Geni Guimarães, uma escritora negra
Daniela Guedes*
Em sua apresentação a Leite do peito, Ricardo Ramos afirma que Geni Guimarães, “mais que um acréscimo, nos traz inegável ampliação, em sua prosa de múltiplas aberturas. Na visão feminina, indispensável. No acento popular, tão pessoal quanto impressivo. Nos temas em baixo-relevo, de povo, agravado pelo dia-a-dia rural. Afinal em termos de linguagem, na fala que flui, com a dignidade da oratura.”
Leite do peito é um livro que aponta várias manifestações de racismo e as dificuldades enfrentadas pelos negros devido à cor da pele. Logo nas primeiras páginas, a pequena protagonista começa a perceber que ser negro é ser diferente: ela conclui que não precisaria chamar seu irmãozinho de Jesus, já que o menino era negro. Em outra cena, passada na escola, a personagem dá-se conta do gesto de nojo de sua professora que, sendo beijada pela menina negra, apressa-se em rapidamente enxugar o rosto. Mais adiante, a autora toca em um ponto crucial: a criança se decepciona ao observar que a história dos escravos apresentada pela instituição escolar, não coincide com a versão contada pela Vó Rosária. A narrativa dos contos que compõem Leite do peito segue esse acento de dor e de rememoração crítica do passado da criança. O livro marca-se, fortemente, pelo tom memorialístico que caracteriza certa narrativa feminina afrodescendente no Brasil, a exemplo de Conceição Evaristo, Maria Firmina dos Reis e Carolina Maria de Jesus. Trata-se de uma ficção que revira as entranhas de uma memória coletiva e individual, a fim de trazer a público situações de preconceito e opressão racial, presentes no cotidiano dos afro-brasileiros.
Já o volume Balé das emoções é uma coletânea de poemas cujo nome não poderia ser mais adequado. Como em uma dança, a autora passeia pelos vários tons e ritmos que a emoção pode ter: a dor, o prazer, a revolta, o amor... Mas o destaque desse livro é de fato a consciência do ser negro – a reivindicação da igualdade dentro de um mundo excludente. Há nos versos um grito revelador da realidade do preconceito que merece ser ouvido:
Quando me vem oferecer uísque
aproveita o dedo que segura a taça
e me indica a porta, disfarçadamente.
Eu consciente
do direito a festas,
(inclusive a comemorada no mês de maio)
bebo. E não saio.
(Balé das emoções, p.54)
Os versos acima denunciam a elite, que enquanto segura a taça de uísque, em um gesto de aparente delicadeza, aponta a porta de saída, num ato de negação ao direito de socialização do negro. Um outro poema de Geni Guimarães reforça o pedido de justiça, que percebemos ao ler os versos a seguir:
Não sou racista.
Sou doída, é verdade,
tenho choros, confesso.
Não vos alerto por represália
nem vos cobro meus direitos por vingança.
Só quero,
banir de nossos peitos
esta gosma hereditária e triste
que muito me magoa
e tanto te envergonha.
(Balé das emoções, p.74)
O poema se enquadra no conjunto de textos marcados pela militância em torno da política da cor, umas das marcas registradas da literatura afro-brasileira das duas últimas décadas do século XX. O ímpeto de protesto contra o racismo, predominante nesta produção, inscreve a presença de um eu-lírico que se assume enquanto sujeito afro-brasileiro e que coloca a questão identitária como crucial para o desenvolvimento de seu projeto poético.

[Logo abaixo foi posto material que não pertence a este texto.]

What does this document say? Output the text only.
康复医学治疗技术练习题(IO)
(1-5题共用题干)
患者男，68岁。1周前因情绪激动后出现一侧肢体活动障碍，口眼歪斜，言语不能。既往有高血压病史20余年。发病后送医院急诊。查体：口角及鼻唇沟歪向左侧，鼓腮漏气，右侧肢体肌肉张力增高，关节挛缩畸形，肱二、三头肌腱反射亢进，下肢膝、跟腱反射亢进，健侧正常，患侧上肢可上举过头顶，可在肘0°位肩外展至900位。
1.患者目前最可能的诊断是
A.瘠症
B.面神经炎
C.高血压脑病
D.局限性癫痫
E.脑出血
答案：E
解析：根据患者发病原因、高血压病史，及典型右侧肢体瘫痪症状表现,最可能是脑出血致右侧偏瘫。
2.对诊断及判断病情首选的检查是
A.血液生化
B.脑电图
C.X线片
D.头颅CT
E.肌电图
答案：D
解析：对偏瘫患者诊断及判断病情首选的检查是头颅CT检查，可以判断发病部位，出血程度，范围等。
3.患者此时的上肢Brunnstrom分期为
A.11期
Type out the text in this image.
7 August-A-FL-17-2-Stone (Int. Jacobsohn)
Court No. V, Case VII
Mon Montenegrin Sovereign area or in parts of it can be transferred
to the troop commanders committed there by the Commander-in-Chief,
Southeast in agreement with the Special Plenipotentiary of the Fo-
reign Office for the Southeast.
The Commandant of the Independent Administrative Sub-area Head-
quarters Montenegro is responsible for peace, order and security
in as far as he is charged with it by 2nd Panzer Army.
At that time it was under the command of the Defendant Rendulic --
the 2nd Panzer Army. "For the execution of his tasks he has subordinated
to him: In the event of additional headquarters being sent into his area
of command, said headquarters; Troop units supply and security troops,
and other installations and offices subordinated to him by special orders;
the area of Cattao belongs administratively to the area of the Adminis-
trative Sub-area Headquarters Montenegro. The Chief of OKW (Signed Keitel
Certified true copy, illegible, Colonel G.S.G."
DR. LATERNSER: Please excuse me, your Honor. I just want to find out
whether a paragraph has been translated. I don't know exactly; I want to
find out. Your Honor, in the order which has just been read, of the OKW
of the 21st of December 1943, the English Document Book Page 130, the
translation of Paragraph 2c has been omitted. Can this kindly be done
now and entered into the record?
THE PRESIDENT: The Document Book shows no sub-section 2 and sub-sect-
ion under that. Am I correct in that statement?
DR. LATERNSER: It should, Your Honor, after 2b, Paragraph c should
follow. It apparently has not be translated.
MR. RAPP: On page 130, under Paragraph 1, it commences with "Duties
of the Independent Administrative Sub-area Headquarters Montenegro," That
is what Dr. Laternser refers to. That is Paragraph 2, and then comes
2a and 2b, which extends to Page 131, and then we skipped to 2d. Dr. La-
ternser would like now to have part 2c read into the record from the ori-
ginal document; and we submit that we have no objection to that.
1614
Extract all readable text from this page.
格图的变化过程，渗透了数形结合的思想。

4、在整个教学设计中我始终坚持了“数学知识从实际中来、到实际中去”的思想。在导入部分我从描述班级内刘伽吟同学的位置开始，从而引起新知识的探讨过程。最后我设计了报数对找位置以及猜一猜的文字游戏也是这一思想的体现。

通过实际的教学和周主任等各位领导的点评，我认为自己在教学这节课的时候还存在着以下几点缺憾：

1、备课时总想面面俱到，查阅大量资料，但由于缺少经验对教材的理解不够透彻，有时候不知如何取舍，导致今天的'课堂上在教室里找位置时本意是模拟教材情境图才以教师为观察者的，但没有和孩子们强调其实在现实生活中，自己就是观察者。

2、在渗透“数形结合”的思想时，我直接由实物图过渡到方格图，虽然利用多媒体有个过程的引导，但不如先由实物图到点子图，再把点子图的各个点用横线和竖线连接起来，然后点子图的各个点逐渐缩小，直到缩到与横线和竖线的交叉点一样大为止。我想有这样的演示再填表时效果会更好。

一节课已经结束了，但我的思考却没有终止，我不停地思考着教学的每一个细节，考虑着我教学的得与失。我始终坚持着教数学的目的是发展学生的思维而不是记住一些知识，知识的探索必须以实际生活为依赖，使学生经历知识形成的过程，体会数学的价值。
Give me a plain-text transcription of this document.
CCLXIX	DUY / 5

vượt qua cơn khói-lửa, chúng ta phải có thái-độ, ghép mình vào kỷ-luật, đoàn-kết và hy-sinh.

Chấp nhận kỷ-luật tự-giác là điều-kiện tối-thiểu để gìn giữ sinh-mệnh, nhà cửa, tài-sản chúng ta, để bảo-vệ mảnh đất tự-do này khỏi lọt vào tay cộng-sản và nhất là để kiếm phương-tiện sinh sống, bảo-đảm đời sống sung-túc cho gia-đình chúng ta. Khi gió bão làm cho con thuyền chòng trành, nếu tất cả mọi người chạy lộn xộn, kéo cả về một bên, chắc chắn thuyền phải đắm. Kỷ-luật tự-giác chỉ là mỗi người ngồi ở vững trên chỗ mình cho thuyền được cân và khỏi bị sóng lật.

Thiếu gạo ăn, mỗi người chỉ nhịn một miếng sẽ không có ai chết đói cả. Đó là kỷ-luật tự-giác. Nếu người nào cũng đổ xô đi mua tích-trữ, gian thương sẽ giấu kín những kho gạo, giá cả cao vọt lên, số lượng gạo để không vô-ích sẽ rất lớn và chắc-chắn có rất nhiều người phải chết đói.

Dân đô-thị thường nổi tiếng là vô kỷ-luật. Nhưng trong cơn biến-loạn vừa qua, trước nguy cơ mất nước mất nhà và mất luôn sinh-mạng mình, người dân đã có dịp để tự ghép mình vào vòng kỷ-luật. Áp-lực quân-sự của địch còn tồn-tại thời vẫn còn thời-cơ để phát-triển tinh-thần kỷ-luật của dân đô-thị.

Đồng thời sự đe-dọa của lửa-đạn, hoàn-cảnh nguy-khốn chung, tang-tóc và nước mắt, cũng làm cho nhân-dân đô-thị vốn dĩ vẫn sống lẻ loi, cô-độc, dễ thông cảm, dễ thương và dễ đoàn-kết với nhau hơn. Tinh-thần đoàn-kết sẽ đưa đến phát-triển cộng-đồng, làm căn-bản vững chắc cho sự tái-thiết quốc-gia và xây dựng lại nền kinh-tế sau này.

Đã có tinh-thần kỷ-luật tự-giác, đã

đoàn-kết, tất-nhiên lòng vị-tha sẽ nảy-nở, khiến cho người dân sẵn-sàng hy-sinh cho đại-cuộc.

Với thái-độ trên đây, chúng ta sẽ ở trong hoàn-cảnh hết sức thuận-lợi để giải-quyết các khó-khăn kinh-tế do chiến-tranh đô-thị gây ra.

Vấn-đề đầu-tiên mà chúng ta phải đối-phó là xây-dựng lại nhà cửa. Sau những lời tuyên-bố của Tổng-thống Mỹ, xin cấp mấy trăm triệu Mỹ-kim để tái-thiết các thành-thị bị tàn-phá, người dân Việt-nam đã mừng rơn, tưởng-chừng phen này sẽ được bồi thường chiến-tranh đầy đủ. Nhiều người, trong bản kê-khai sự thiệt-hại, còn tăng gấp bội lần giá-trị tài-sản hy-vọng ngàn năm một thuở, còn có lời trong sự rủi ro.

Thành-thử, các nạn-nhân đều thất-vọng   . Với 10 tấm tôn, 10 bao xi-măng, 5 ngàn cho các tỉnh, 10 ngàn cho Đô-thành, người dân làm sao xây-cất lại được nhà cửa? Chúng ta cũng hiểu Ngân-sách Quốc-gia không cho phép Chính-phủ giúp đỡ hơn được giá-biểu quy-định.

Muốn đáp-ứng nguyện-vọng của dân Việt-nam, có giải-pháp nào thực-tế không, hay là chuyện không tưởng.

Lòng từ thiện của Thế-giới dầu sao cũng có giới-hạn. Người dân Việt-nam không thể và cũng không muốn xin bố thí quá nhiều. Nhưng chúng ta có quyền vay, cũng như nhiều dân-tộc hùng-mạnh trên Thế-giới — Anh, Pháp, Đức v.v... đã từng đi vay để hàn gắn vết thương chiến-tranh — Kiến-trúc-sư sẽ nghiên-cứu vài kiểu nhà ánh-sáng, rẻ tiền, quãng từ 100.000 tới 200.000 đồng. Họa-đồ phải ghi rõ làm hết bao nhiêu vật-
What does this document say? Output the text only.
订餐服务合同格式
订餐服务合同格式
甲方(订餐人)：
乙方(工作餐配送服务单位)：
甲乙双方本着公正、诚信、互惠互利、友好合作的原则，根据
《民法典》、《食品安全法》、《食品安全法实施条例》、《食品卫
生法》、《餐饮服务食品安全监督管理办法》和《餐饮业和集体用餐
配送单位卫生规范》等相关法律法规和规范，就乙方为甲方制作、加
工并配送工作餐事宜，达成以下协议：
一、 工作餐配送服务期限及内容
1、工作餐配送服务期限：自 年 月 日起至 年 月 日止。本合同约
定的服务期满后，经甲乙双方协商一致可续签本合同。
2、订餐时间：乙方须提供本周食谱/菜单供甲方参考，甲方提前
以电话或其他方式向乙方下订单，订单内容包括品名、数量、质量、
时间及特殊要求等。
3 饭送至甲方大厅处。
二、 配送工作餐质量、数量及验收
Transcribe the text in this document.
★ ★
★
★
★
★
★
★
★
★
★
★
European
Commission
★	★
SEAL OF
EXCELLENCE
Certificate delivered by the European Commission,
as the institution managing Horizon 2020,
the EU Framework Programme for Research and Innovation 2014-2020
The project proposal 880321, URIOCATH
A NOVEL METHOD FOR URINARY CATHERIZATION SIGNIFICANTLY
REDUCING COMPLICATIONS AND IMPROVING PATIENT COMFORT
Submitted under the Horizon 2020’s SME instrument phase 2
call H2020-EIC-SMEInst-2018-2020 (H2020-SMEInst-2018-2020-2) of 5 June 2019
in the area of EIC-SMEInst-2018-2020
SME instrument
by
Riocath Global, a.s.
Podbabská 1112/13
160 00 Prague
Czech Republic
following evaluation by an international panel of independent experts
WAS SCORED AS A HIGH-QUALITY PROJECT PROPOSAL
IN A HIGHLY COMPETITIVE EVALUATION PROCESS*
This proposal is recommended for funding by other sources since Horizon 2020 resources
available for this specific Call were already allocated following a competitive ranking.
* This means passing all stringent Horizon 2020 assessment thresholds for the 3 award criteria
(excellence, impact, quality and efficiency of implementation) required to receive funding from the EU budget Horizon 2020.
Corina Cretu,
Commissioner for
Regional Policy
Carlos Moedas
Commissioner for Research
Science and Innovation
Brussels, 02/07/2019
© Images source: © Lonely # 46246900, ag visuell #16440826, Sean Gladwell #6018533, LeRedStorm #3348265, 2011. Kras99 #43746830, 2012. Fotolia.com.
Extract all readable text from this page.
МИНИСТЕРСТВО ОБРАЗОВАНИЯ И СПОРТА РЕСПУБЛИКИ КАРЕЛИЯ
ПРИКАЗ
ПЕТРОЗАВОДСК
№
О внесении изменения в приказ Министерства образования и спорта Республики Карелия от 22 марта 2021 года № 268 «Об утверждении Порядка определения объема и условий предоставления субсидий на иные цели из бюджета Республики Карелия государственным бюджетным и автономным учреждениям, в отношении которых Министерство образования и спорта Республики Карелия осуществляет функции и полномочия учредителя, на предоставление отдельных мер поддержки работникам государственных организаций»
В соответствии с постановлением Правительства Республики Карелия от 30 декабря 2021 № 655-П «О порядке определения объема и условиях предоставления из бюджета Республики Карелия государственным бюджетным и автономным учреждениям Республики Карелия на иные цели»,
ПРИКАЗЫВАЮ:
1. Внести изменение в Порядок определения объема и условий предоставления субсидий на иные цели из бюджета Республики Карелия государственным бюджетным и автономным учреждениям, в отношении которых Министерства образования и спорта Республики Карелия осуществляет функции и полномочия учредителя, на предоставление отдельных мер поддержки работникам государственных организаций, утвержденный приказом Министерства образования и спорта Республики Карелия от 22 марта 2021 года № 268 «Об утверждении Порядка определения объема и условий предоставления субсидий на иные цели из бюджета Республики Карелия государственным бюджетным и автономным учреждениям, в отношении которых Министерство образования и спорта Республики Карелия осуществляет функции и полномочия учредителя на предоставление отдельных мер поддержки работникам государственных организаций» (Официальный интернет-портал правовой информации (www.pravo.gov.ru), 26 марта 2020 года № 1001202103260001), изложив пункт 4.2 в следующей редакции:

Os poemas de Balé das emoções são entremeados por fotos em preto e branco, nas quais sobressaem closes de rostos e corpos negros em diversas expressões, numa manifestação intersemiótica em que a imagem dialoga com a poesia. Nas ilustrações, esse eu negro se mostra tanto individualmente como em grupo, encenando movimentos de dança e aproximação. Seguindo o tom dos poemas, surgem imagens individuais onde predominam as feições de dor e desespero. Já nas imagens de grupo, nota-se o empenho em retratar posturas amorosas, de união e disposição para a resistência. Assim, as fotos entremeadas ao discurso poético enfatizam a postura do eu-lírico em manifestar-se também numa faceta coletiva, fato que caracteriza o projeto literário fundado na afirmação de uma identidade social afro-brasileira.
Referências
GUIMARÃES, Geni Mariano. Leite do Peito (anteriormente A cor da ternura). 3 ed. Revista e ampliada. Belo Horizonte: Mazza, 2001.
GUIMARÃES, Geni Mariano. Balé das emoções. Barra Bonita: Evergraf, s/d.
RAMOS, Ricardo. Apresentação. Leite do peito. São Paulo: Fundação Nestlé de Cultura, 1988.
* Daniela Guedes é Graduada em Letras pela UFMG.